Dr. Jay S. Rosen, a urologist who has performed prostate surgery in Ridgewood and Hackensack, cautions that long-term success rates are about the same for patients who undergo traditional surgery and the robotic procedure.
"The advantages with the robotic surgery are one of truly immediate postoperative care. Patients are back to work more quickly," he said. There can also be less leakage initially for these patients.
However, the robotic surgery can also take three hours or so, potentially twice as long as the traditional surgery, he said. So older patients who have hypertension or cardiovascular disease might be at greater risk to be under anesthesia longer.
An estimated 230,000 men in the United States will be diagnosed with the disease this year, according to the federal Centers for Disease Control and Preven-tion.
In most men, the disease grows very slowly. In seven in 10 cases, patients are 65 and older when diagnosed. The majority of men with early prostate cancer live a long time after their diagnosis. Yet 29,000 men die each year of the disease, making it the fifth leading cause of death in men 45 and older.
About the size of a walnut, the prostate gland produces fluid that becomes part of semen. It's located near the bladder and rectum and surrounds part of the urethra, the tube that empties urine from the bladder.
When a biopsy confirms cancer and the malignancy is confined to the gland, patients can opt for surgery, radiation therapy, or "watchful waiting" in which the patient schedules more checkups and reports new symptoms immediately.
A decade ago, fewer than one in three patients opted for surgery. As surgical techniques improved, though, the number of men choosing operations has grown tremendously.

Dr. Vincent Lanteri, left, during the prostate operation with Dr. Louis J. Di Bella, a Nutley urologist.
The robotic surgeries make up just a fraction of the total number of operations performed, yet the number of procedures is expected to grow to 7,000 by the end of this year, a dramatic increase from the 2,000 performed last year, Esposito said.
However, prostate cancer patients who opt for surgery must carefully weigh the risks. In a survey of patients aged 65 and older prepared by the National Cancer Institute, about 60 percent of the men were unable to maintain erections for intercourse, even though almost all of them had been able to have erections to at least some extent before surgery.

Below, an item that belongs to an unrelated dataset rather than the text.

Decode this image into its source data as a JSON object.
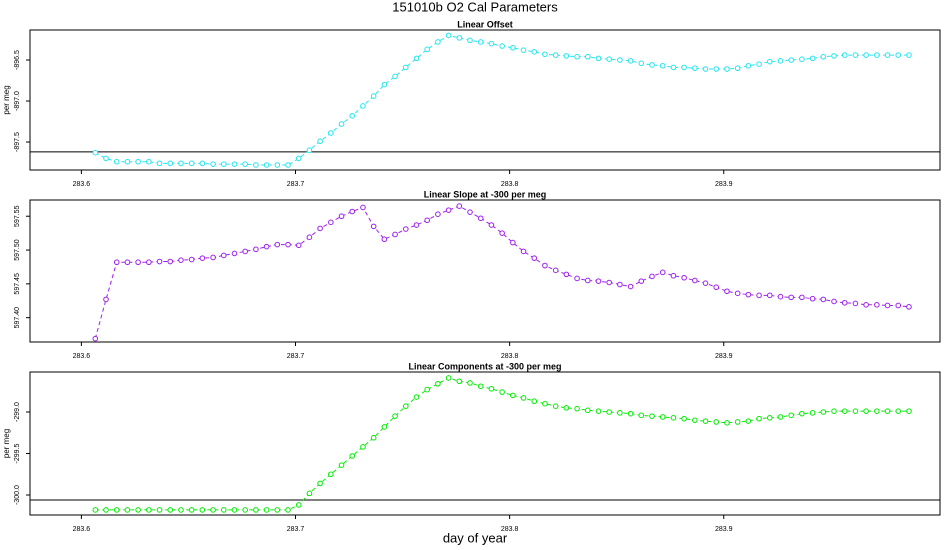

Two-thirds of the patients surveyed also reported urinary incontinence. However, men who are younger at the time of surgery and those who are operated on by the most skilled surgeons may nave fewer complications, the cancer institute survey concluded.
"When you have a relatively young man and we don't have to take one of the nerves, they'll do much better," said Lanteri, co-director of the Prostate Cancer Center at Hackensack and a clinical professor of urology at UMDNJ - University Hospital in Newark.
"We have men in their 40s, 50s, and early 60s who have excellent erectile function," Lanteri said.
One of their patients, Ed Hacker, a 61-year-old captain in the Perth Amboy Fire Department who underwent the surgery in September, reports no complications.
"All my bodily functions are fantastic, if you know what I'm saying," he said.
The Woodbridge man, who also installs fire prevention systems, said he returned to work quickly. "I was out doing a job in three weeks," he said.
A checkup last month showed that his health is excellent, he said.
"My sister is a nun in Florida, and she said lots of novenas for me," Hacker said. "I know they helped. The surgeons had something to do with it, too."